Wednesday, April 12, 2006

More Vampires

I've been binging on vampires this spring. In addition to Twilight, which I talked about a while back (and which the folks at Adbooks say is wildly popular), I've finished Peeps by Scott Westerfeld.

Peeps is definitely a good book, with a very engaging nineteen-year-old main character. (I mention the age because I often read books described as YA with twelve-year-old main characters. ????) I think I'd describe it as a conspiracy thriller that just happens to include vampires rather than a straight vampire book. It reminded me a bit of Sweetblood by Pete Hautman, which I talked about back in July of last year. The main character in Sweetblood believes that back before diabetes was recognized and treatable, the symptoms suffered by diabetics led to the vampire legends. In the world of Peeps, vampires are created by parasites. Infected humans are known as "parasite positives" or "peeps."

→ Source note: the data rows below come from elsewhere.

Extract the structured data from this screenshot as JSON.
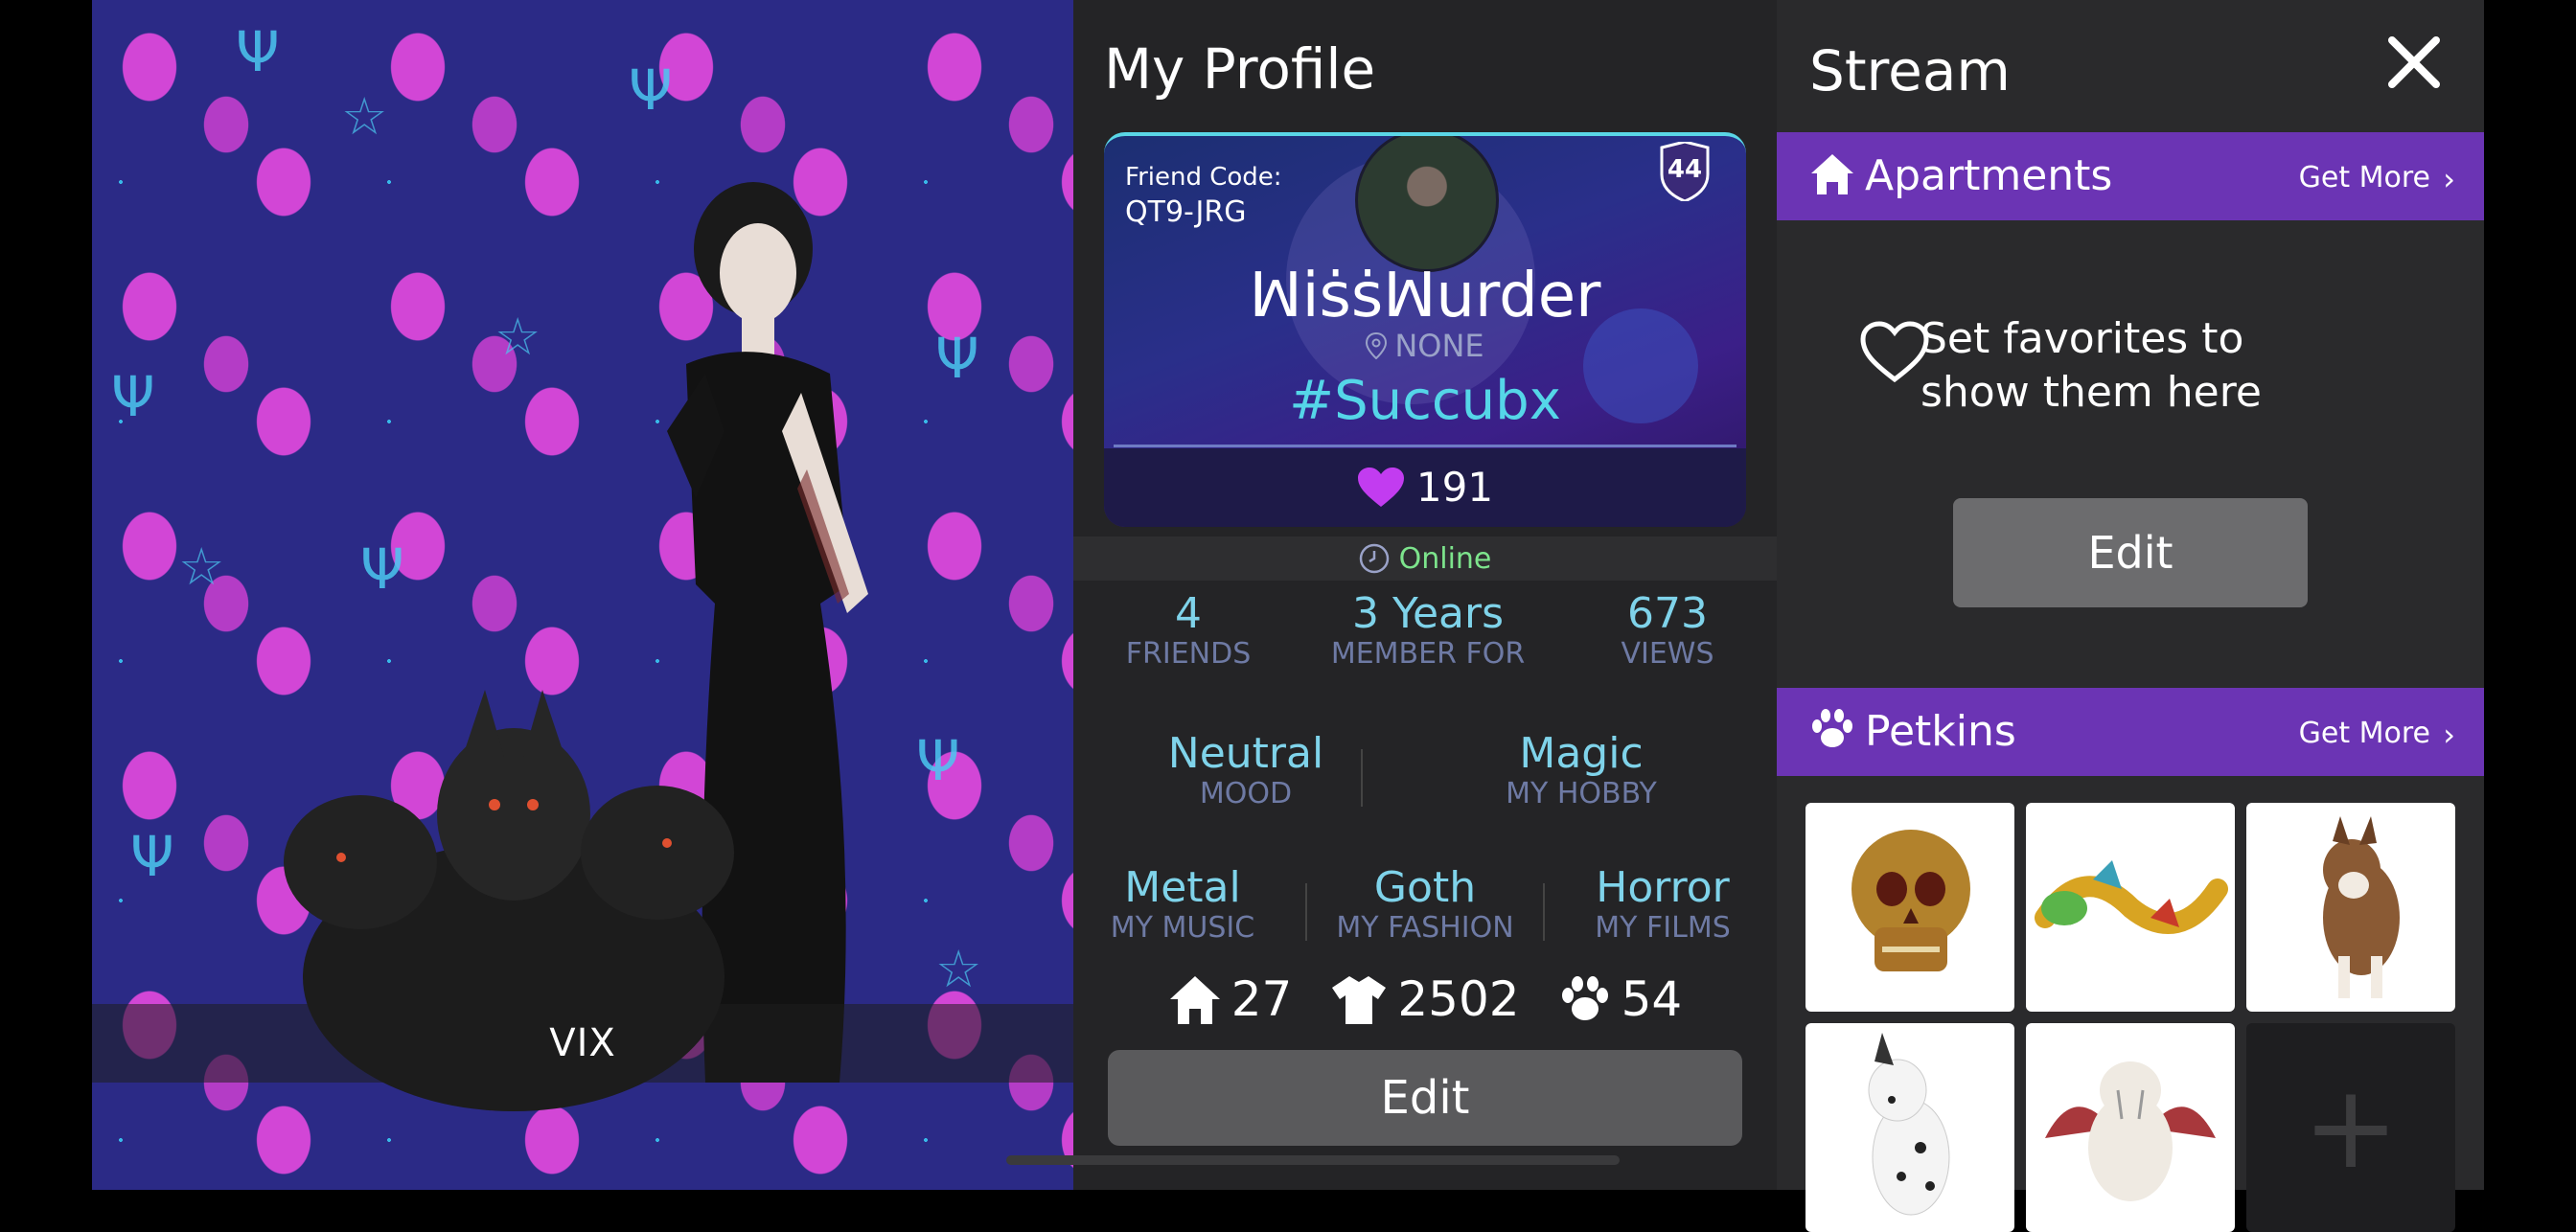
{
  "avatar": {
    "name": "VIX"
  },
  "profile": {
    "title": "My Profile",
    "friend_code_label": "Friend Code:",
    "friend_code": "QT9-JRG",
    "level": "44",
    "username": "ꟽı̇ṡṡꟽurder",
    "location": "NONE",
    "hashtag": "#Succubx",
    "likes": "191",
    "status": "Online",
    "stats": [
      {
        "value": "4",
        "label": "FRIENDS"
      },
      {
        "value": "3 Years",
        "label": "MEMBER FOR"
      },
      {
        "value": "673",
        "label": "VIEWS"
      }
    ],
    "mood": {
      "value": "Neutral",
      "label": "MOOD"
    },
    "hobby": {
      "value": "Magic",
      "label": "MY HOBBY"
    },
    "music": {
      "value": "Metal",
      "label": "MY MUSIC"
    },
    "fashion": {
      "value": "Goth",
      "label": "MY FASHION"
    },
    "films": {
      "value": "Horror",
      "label": "MY FILMS"
    },
    "counts": {
      "apartments": "27",
      "clothing": "2502",
      "pets": "54"
    },
    "edit_label": "Edit"
  },
  "stream": {
    "title": "Stream",
    "apartments": {
      "title": "Apartments",
      "get_more": "Get More"
    },
    "favorites_message": "Set favorites to show them here",
    "edit_label": "Edit",
    "petkins": {
      "title": "Petkins",
      "get_more": "Get More"
    },
    "pets": [
      "skull-pet",
      "dragon-pet",
      "husky-pet",
      "dalmatian-pet",
      "winged-tiger-pet"
    ]
  },
  "colors": {
    "accent_purple": "#6b34b4",
    "cyan": "#55d6e8",
    "online_green": "#7de48c",
    "heart_magenta": "#c23cf0"
  }
}
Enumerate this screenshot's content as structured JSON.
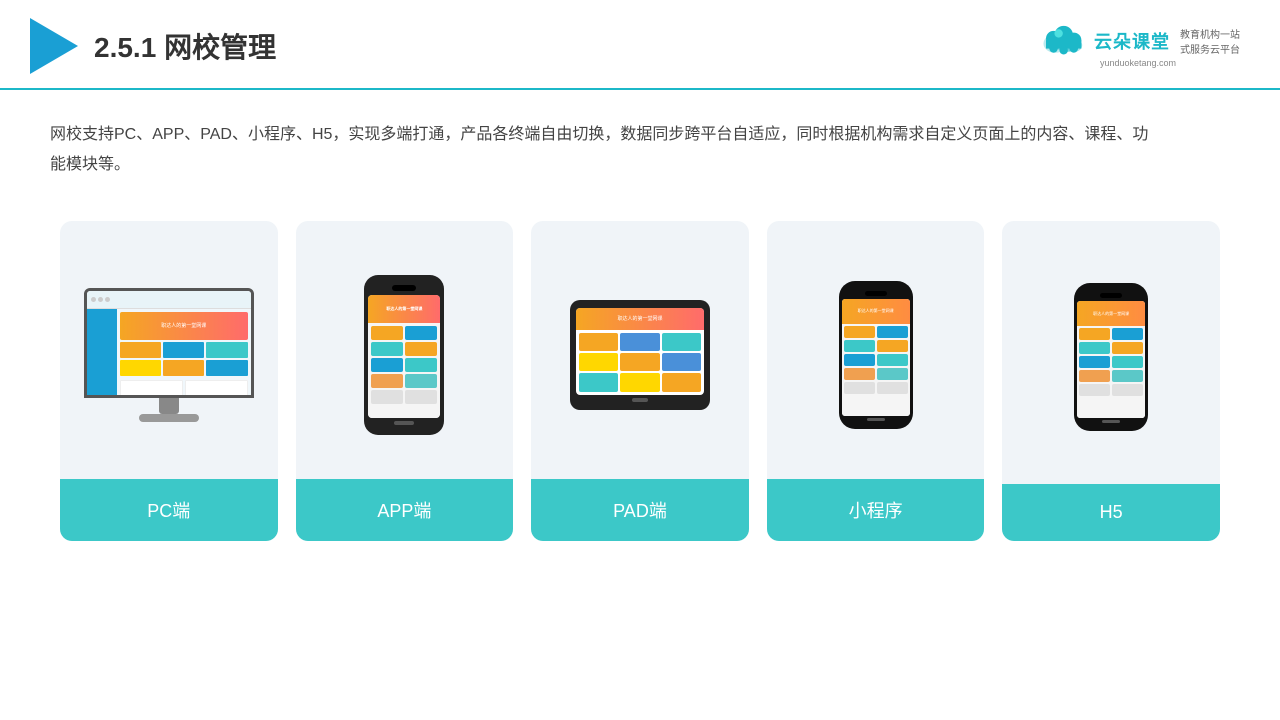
{
  "header": {
    "title": "2.5.1网校管理",
    "title_num": "2.5.1",
    "title_cn": "网校管理"
  },
  "brand": {
    "name": "云朵课堂",
    "tagline_line1": "教育机构一站",
    "tagline_line2": "式服务云平台",
    "url": "yunduoketang.com"
  },
  "description": "网校支持PC、APP、PAD、小程序、H5，实现多端打通，产品各终端自由切换，数据同步跨平台自适应，同时根据机构需求自定义页面上的内容、课程、功能模块等。",
  "cards": [
    {
      "label": "PC端",
      "type": "monitor"
    },
    {
      "label": "APP端",
      "type": "phone"
    },
    {
      "label": "PAD端",
      "type": "tablet"
    },
    {
      "label": "小程序",
      "type": "miniphone"
    },
    {
      "label": "H5",
      "type": "miniphone2"
    }
  ]
}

Our hero, Cal, was infected by a vampire during his first sexual encounter (There's a lesson for you there, kiddies.), but, it turns out, he's a carrier. So while he has a lot of peep characteristics--he's super strong, always hungry, and craves sex--he's not a maniac the way peeps usually are.

The craving sex part actually makes sense. Read the book.

Cal now works for a super-secret organization that's been fighting vampires for centuries. He can never have a sex again so long as he lives because, being a carrier, he'd spread the vampire parasite to his partner. Sounds a little bit like a teen problem novel, doesn't it?

As I was reading--and enjoying--Peeps, though, I wondered what about this book made it a YA novel. Did Cal have to be a teenager? Could Harrison Ford play him in the movie?

I decided the book is YA. Adolescence is a time of transition, and Cal has made a big one. YA books often involve separating from family or finding your identity in the family. Cal is hunting for the woman who infected him, his progenitor, which you could say is sort of a pseudo-parent. Adolescent literature is often about searching for your place in the scheme of things. Now that poor Cal is what he is, just what will his role in life be?

Of course, all of this won't keep Harrison Ford from trying to play Cal in the movie.

Every other chapter in Peeps is a mini-lesson on a parasite. Don't skip them. The ending will make a lot more sense if you've down your homework.

My next vampire book is The Historian by Elizabeth Kostova, which I am finding just a little bit slow.